3. ll résulte de ces dispositions, telles qu'éclairées par la décision du Conseil d'État n° 428530-428564 du 31 juillet 2019, que l'Ofii peut, par une décision motivée, après examen de la situation particulière du demandeur intéressé et après l'avoir mis en mesure de présenter ses observations, suspendre le bénéfice des conditions matérielles d'accueil lorsque le demandeur n'a pas respecté les exigences des autorités chargées de l'asile, notamment de se rendre aux entretiens, de se présenter aux autorités et de fournir les informations utiles afin de faciliter l'instruction des demandes.

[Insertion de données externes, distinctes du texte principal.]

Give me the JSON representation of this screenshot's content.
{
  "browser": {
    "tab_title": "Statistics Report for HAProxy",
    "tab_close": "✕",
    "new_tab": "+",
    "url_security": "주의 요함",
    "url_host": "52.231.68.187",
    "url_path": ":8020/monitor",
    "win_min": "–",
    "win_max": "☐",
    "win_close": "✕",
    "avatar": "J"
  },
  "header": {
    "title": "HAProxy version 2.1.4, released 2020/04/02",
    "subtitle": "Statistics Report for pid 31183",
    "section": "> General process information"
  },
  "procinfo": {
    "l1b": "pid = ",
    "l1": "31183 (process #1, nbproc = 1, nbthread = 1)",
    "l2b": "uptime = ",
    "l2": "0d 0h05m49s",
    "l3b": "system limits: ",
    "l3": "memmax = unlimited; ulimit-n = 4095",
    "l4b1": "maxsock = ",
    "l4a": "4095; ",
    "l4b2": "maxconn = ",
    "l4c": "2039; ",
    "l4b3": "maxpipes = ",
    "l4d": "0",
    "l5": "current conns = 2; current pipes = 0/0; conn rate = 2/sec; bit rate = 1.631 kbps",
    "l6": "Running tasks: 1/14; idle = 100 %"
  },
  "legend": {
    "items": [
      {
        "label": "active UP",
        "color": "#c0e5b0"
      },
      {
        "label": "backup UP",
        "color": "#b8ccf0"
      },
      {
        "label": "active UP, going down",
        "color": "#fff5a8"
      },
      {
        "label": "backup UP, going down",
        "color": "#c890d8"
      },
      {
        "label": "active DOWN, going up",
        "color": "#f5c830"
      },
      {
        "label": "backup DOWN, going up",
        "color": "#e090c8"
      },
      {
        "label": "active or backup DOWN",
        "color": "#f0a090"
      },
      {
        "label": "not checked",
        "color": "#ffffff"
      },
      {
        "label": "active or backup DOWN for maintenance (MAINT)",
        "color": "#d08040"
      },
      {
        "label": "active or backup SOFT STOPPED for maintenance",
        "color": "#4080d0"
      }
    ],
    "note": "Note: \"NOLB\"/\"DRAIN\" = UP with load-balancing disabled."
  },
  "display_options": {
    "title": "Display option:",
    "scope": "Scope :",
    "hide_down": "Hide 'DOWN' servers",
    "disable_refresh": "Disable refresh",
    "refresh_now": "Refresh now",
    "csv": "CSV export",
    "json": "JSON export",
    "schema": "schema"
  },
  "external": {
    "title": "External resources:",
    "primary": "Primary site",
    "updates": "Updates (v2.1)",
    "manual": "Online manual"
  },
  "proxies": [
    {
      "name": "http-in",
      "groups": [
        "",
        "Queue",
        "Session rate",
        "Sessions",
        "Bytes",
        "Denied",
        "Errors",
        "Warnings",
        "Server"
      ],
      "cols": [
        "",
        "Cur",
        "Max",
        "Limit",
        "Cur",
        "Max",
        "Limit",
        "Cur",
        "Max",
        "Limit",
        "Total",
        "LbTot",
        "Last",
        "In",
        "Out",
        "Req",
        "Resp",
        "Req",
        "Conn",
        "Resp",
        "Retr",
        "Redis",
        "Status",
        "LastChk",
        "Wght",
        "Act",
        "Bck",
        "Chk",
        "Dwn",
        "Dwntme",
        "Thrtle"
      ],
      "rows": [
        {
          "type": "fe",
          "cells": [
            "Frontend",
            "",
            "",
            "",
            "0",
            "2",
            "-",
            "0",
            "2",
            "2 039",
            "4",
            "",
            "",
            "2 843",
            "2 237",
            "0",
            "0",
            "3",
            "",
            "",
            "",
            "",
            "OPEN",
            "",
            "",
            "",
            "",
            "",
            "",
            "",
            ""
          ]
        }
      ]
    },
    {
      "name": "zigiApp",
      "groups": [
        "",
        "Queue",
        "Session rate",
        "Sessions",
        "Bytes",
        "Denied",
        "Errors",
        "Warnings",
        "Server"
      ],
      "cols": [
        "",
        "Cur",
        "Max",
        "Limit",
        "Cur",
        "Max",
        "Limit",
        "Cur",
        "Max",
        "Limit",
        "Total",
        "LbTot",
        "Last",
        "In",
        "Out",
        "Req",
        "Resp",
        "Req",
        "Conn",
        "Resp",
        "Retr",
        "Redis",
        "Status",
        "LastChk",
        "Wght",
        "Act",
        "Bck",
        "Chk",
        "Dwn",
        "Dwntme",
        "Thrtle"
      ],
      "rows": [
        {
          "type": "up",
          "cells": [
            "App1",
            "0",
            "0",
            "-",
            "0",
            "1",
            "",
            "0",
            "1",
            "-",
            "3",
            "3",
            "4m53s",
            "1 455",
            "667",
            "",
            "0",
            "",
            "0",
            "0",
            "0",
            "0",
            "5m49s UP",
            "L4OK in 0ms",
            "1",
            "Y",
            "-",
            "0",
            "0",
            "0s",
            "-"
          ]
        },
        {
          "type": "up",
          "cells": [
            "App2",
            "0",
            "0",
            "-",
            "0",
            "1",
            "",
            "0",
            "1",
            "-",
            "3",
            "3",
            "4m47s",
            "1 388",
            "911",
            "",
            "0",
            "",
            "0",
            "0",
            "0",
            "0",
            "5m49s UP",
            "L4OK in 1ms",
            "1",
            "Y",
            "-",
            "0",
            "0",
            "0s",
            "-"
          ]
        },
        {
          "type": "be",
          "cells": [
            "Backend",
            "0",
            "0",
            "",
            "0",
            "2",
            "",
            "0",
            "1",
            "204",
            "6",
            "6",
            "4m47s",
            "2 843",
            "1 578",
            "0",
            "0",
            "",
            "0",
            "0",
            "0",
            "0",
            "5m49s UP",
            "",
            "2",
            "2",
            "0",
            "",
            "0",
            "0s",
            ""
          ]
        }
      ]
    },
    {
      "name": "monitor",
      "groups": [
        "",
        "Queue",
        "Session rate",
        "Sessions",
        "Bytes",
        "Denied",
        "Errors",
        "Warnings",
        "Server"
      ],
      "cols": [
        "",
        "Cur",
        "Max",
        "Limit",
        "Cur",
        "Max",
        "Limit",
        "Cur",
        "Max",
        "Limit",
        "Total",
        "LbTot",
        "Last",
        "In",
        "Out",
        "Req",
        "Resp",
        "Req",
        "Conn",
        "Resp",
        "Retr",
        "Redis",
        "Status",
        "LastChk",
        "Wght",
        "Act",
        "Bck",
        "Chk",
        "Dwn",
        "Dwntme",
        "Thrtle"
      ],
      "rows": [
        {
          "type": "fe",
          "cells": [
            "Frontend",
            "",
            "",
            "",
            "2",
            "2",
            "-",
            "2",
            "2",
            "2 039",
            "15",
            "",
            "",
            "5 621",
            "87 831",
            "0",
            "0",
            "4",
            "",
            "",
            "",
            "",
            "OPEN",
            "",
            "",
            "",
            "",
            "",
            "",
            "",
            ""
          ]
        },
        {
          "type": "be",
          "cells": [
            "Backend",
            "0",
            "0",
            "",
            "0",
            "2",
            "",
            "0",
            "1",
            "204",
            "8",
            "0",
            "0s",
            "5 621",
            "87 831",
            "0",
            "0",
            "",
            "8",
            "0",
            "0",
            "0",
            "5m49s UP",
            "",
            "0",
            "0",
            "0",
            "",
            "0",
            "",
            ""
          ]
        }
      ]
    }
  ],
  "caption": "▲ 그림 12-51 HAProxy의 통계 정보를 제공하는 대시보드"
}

4. En premier lieu, par une décision NOR INTV1726728S en date du 1er octobre 2017, régulièrement publié au bulletin officiel du ministère de l'Intérieur, M. D, directeur général de l'Ofii, a donné à Mme C F, directrice territoriale à Limoges, délégation pour signer notamment toutes décisions " se rapportant aux missions dévolues à la direction de Limoges telles que définies par la décision du 31 décembre 2013 ", lesquelles incluent ainsi les décisions relatives à l'attribution des conditions matérielles d'accueil aux demandeurs d'asile résidant dans la circonscription administrative de la direction territoriale de Limoges. Il ressort des pièces du dossier que M. E déclare résider à Tulle, commune ressortissant de cette circonscription. M. E n'allègue pas même que les conditions d'exercice de cette délégation n'étaient pas réunies. Dès lors, le moyen tiré de l'incompétence du signataire de la décision suspendant le bénéfice des conditions matérielles d'accueil du 29 octobre 2019 manque en fait et doit être écarté.
5. En deuxième lieu, il ressort de la motivation de la décision en litige que celle-ci est intervenue, après le recueil des observations de M. E, sur le fondement de l'article L. 744-7 du code de l'entrée et du séjour des étrangers et du droit d'asile, au motif que M. E n'a pas respecté les exigences des autorités chargées de l'asile en s'abstenant de se présenter à elles, renvoyant ainsi à la circonstance que l'intéressé ne s'est pas présenté à l'embarquement du vol qui lui avait été notifié lors de sa convocation le 5 août 2019 à la préfecture de la Gironde, ainsi que l'indique M. E tant dans ses observations à l'Ofii datées du 7 octobre 2019 que dans ses écritures contentieuses. Dès lors, la décision en litige procède du constat de situation de fuite et du report consécutif de l'échéance du délai de transfert au 19 octobre 2019 dressé par les services de l'unité Dublin du ministère de l'Intérieur le 7 août 2019. En revanche, la décision du 29 octobre 2019, qui ne fait nullement état dans sa motivation ni même ses visas d'un " refus préfectoral d'accès à la procédure d'asile " ou d'un refus de renouvellement de l'attestation de demande d'asile allégués par M. E, qui ne produit pas ces décisions à l'instance, ne saurait être regardée comme procédant de ces dernières. Dès lors, l'ensemble des moyens, tirés de l'incompétence de leur auteur, d'un défaut de motivation, d'une violation de l'article 29 du règlement (UE) n° 604/2013, d'une erreur de droit et d'une erreur de fait à l'appui de l'exception d'illégalité de ces mêmes décisions invoquée par M. E à fin d'annulation de la décision en litige sont inopérants et ne peuvent qu'être écartés.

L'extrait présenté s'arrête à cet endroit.